Monday, February 25, 2019 Time: 9:30 AM JSNN Auditorium
Molecular Dynamics Investigation of
Collagen Mimetic Peptides (Synthetic Collagen) and Experimental Corroborations
Atul Rawal, Nanoengineering
Collagen is a pervasive, triple helical, extracellular matrix (ECM) protein, found in human body from skin and bones to blood vessel and lungs, making it biocompatible, biodegradable, capable of cell attachment, and relevant for applications in bio-polymers, tissue engineering and a plethora of other bio-medical fields. Natural collagen’s extraction from natural sources is time consuming, sometimes costly, and it is also difficult to render and could prompt undesired biological and pathogenic changes. Collagen mimetic peptides (Synthetic Collagen), without the unwanted biological entities present in the medium, has shown to mimic the unique properties that are present in natural collagen. Synthetic collagen, thus provides a superior alternative over the use of natural collagen for its utilization in a plethora of applications. Their properties have been noted to be affected by surrounding environments, including various solvents, and can be tailored toward specific applications. The overall focus of this work is to investigate the properties, self-assembly capability and behavior of these collagen mimetic peptides of lengths <10nm, leading to understanding of their feasibility in bio-printing of a composite polymeric collagen biomaterial with a blend of multiple synthetic collagen molecules. Molecular dynamics modeling is used to simulate, model and analyze various systems with different synthetic collagen peptides. Preliminary modeling results correspond closely with the hierarchical self-assembly process of these synthetic collagen molecules from triple helix to fibrils. With specific pairwise bonding between the molecules identified, the very minute presence of Hydroxyproline is highlighted, indicating it’s insignificance in collagen self-assembly. Mechanical properties of various different synthetic collagen peptides with different amino-acid sequences will be investigated. An in-depth insight into the deformation and structural properties of the collagen peptides provides an innovative significance for a multitude of bio medical engineering applications.

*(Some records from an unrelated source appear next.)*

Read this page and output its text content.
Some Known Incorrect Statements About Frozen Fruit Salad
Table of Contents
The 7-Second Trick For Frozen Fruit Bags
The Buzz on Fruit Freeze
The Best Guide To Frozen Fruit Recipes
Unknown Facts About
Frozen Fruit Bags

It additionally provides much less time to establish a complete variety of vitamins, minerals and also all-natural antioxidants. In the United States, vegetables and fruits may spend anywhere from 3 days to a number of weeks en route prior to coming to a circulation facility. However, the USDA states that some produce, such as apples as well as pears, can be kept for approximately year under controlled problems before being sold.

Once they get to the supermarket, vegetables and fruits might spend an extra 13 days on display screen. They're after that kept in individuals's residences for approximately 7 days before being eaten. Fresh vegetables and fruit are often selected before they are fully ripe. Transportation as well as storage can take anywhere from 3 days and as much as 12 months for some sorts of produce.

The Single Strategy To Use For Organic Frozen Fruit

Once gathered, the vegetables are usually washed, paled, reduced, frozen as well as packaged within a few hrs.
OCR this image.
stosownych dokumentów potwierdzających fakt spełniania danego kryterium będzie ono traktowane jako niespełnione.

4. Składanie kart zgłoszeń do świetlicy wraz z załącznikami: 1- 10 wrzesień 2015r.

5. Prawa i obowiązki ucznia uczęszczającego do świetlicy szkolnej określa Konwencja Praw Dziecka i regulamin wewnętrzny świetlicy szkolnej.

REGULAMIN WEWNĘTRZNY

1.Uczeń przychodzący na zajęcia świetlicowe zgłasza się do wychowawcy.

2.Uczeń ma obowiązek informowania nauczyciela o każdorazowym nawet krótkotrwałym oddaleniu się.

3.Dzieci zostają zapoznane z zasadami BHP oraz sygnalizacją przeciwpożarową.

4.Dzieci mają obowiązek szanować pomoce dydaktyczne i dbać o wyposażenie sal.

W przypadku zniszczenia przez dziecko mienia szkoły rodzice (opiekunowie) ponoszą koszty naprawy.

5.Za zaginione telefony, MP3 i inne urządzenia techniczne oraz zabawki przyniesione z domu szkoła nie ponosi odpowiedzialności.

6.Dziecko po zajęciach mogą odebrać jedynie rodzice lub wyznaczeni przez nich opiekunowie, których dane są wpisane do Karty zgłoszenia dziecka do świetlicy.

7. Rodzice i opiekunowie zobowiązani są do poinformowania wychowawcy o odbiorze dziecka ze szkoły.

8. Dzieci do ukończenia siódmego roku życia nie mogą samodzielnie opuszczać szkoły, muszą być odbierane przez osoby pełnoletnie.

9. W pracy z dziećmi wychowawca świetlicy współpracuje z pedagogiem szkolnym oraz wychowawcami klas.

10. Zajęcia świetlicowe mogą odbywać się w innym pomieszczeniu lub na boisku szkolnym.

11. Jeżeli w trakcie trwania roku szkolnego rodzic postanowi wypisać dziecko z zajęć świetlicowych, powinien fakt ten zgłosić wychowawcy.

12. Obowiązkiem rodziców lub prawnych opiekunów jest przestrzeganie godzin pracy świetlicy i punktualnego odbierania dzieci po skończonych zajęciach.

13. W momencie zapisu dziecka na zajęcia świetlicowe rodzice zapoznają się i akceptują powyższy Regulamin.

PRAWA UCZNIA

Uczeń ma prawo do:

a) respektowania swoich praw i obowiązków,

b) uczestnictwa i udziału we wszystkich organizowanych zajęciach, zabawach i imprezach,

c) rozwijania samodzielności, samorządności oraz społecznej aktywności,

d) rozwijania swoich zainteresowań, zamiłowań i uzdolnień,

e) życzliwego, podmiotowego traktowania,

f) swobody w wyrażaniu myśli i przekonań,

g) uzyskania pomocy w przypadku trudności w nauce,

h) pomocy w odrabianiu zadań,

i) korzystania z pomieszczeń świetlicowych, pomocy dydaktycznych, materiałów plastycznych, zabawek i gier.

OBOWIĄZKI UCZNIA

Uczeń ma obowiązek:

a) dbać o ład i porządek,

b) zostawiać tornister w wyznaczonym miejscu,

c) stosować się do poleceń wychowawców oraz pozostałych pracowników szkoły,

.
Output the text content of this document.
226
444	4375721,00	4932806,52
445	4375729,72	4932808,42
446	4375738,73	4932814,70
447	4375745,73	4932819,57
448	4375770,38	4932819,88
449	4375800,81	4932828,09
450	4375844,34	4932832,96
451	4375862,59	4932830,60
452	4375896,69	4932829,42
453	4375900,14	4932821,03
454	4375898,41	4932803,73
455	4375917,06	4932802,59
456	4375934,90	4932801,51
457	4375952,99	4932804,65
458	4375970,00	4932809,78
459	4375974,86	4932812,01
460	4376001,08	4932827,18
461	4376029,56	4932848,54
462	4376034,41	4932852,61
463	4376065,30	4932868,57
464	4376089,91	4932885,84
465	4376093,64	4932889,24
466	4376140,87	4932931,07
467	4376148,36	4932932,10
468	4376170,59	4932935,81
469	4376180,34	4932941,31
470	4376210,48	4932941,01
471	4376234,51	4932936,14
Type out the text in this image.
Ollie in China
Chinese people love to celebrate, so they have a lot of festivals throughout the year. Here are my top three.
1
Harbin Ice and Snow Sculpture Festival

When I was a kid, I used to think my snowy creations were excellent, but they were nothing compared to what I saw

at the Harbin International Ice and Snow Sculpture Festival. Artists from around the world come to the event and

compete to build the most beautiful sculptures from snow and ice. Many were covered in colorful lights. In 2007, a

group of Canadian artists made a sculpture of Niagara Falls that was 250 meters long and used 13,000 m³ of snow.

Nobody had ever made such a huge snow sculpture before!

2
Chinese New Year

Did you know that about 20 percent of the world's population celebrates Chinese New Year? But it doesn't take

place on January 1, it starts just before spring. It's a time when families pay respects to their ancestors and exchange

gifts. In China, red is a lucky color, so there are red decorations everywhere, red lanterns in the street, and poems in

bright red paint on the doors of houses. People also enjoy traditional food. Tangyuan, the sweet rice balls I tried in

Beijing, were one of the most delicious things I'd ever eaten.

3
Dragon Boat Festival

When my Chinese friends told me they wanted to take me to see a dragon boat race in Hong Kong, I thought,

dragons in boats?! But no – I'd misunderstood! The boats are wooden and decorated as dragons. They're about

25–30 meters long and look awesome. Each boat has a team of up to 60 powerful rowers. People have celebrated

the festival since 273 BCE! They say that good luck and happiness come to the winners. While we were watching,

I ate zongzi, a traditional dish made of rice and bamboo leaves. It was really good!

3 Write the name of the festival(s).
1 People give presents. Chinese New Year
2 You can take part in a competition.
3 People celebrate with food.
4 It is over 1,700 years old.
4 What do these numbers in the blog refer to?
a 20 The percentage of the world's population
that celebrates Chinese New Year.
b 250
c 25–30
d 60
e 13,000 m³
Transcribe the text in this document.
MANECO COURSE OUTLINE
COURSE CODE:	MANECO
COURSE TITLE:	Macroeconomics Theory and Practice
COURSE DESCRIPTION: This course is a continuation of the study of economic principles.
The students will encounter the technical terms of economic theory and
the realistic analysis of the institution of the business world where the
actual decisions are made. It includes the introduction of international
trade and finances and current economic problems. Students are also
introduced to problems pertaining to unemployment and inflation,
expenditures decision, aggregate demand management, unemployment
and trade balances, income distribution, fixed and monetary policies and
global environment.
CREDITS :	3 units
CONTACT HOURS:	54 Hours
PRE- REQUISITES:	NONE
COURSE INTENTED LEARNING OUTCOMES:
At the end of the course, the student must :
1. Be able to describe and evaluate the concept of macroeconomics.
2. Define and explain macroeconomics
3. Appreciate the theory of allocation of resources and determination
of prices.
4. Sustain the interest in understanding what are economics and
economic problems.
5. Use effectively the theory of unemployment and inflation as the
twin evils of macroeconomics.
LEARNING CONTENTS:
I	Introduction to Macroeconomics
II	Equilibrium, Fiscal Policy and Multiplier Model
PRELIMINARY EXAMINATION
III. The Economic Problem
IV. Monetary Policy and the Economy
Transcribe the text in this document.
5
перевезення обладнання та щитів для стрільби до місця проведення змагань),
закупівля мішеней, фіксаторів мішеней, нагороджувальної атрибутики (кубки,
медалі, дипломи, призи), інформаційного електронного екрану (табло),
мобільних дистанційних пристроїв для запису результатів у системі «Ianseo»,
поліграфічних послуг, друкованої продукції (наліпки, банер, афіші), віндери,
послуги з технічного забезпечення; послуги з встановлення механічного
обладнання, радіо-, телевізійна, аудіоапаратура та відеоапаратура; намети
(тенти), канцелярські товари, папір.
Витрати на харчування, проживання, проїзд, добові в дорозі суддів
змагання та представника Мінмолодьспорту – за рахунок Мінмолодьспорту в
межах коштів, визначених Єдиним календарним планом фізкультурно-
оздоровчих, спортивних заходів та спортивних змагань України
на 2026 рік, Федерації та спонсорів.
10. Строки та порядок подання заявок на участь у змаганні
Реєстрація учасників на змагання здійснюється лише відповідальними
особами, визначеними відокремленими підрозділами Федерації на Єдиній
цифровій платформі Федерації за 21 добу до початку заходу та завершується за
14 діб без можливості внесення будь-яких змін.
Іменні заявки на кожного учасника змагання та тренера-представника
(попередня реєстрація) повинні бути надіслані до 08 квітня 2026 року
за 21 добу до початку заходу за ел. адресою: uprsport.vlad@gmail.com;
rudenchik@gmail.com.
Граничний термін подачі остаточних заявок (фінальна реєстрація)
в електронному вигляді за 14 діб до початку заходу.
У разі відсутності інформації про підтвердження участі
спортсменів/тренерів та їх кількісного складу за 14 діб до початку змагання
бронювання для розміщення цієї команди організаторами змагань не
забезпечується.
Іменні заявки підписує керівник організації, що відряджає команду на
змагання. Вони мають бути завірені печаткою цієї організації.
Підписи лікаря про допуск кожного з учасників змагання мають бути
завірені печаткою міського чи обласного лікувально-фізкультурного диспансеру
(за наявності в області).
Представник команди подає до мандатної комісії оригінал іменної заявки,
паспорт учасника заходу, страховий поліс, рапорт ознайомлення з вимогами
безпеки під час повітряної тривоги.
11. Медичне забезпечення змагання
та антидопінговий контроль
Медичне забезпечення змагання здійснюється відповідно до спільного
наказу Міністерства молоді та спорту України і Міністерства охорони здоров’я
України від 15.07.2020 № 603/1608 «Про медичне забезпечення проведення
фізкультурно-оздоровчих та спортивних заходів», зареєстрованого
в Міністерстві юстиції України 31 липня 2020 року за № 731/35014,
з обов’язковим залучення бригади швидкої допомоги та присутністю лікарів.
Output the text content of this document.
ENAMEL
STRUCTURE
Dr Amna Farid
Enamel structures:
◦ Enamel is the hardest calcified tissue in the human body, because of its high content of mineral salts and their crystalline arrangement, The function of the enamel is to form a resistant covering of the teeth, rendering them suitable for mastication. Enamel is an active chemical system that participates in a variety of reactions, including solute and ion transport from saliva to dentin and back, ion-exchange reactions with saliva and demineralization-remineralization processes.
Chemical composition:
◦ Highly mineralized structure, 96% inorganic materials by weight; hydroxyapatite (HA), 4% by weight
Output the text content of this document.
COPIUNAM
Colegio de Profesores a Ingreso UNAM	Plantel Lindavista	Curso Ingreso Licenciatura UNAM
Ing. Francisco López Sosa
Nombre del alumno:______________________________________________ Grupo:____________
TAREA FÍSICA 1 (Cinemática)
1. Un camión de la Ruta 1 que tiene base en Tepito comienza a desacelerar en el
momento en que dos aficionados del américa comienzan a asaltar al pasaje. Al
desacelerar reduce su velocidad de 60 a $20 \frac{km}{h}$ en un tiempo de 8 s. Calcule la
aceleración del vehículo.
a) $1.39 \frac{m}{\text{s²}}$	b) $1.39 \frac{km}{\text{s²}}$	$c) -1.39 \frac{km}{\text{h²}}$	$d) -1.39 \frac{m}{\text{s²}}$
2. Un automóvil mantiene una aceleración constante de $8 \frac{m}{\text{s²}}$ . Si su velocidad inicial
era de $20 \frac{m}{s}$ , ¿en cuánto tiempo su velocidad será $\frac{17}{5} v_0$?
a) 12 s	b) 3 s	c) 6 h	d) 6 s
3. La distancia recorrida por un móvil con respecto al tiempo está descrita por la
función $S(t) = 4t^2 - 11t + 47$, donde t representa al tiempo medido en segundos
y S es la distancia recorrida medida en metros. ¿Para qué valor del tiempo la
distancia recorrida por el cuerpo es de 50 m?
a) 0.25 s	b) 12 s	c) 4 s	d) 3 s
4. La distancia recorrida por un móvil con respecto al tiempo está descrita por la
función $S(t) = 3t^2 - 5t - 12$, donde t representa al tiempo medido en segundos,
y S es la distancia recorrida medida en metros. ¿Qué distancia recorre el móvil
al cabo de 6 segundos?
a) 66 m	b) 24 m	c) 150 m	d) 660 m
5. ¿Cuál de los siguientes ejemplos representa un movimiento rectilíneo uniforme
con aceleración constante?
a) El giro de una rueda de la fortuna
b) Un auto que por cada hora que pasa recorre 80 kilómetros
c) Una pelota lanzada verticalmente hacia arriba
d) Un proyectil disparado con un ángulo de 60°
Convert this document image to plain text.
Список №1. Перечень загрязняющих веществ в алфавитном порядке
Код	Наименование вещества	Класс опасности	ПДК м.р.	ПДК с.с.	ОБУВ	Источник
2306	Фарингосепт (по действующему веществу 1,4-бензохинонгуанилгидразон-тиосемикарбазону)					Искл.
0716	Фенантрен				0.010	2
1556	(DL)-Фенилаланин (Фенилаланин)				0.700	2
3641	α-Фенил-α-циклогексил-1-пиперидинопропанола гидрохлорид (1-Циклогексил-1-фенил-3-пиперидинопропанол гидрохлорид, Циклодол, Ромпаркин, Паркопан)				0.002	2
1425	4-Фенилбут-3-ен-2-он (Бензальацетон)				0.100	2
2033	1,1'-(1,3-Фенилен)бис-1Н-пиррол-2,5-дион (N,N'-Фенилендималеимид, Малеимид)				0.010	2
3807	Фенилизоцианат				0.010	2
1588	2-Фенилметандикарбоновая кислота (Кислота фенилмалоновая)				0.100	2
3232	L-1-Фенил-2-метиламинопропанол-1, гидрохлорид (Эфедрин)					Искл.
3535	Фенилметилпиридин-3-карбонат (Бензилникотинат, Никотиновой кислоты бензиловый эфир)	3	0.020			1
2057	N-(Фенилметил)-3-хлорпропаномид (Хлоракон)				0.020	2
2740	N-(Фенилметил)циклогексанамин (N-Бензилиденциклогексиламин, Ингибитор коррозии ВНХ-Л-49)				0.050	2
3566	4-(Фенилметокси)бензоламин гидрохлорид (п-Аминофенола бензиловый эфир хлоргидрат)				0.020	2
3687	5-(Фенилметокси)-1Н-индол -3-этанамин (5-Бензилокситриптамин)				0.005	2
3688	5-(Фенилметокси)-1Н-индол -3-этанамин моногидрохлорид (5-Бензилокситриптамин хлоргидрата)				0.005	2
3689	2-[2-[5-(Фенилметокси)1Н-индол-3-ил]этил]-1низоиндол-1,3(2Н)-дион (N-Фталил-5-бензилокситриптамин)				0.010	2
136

Composite biomaterials have also garnered a lot of attention in past decade with the explosion of 3D printing techniques and a multitude of available bio-inks. Composite materials with silk, chitin, chitosan, elastin etc. have all been explored for 3D printing with a plethora of applications in the bio-medical field, especially for tissue engineering. This work explores the possibilities and provides an understanding of a composite synthetic collagen biomaterial with not just various different synthetic collagen peptides but, also collagen-silk and collagen-elastin composites. The self-assembly capability of these material systems are investigated to see whether or not a composite material is feasible, and its sustained viability.
Through detailed molecular dynamics modeling simulations and analysis, and experimental corroborations, this work aims to provide the foundational groundwork for bio-printing novel collagen based bio-materials to address the need for a suitable replacement and fill in the void of natural collagen, by introducing collagen mimetic peptides (synthetic collagen). Such systems have relevance for a multitude of applications in the bio-medical field. This research will address the present lack of research and scientific understanding for collagen mimetic peptides, their properties and use as bio-inks and bio-materials in the field. Investigations of the mechanical properties of these peptides will also advance the present comprehension of these unique materials.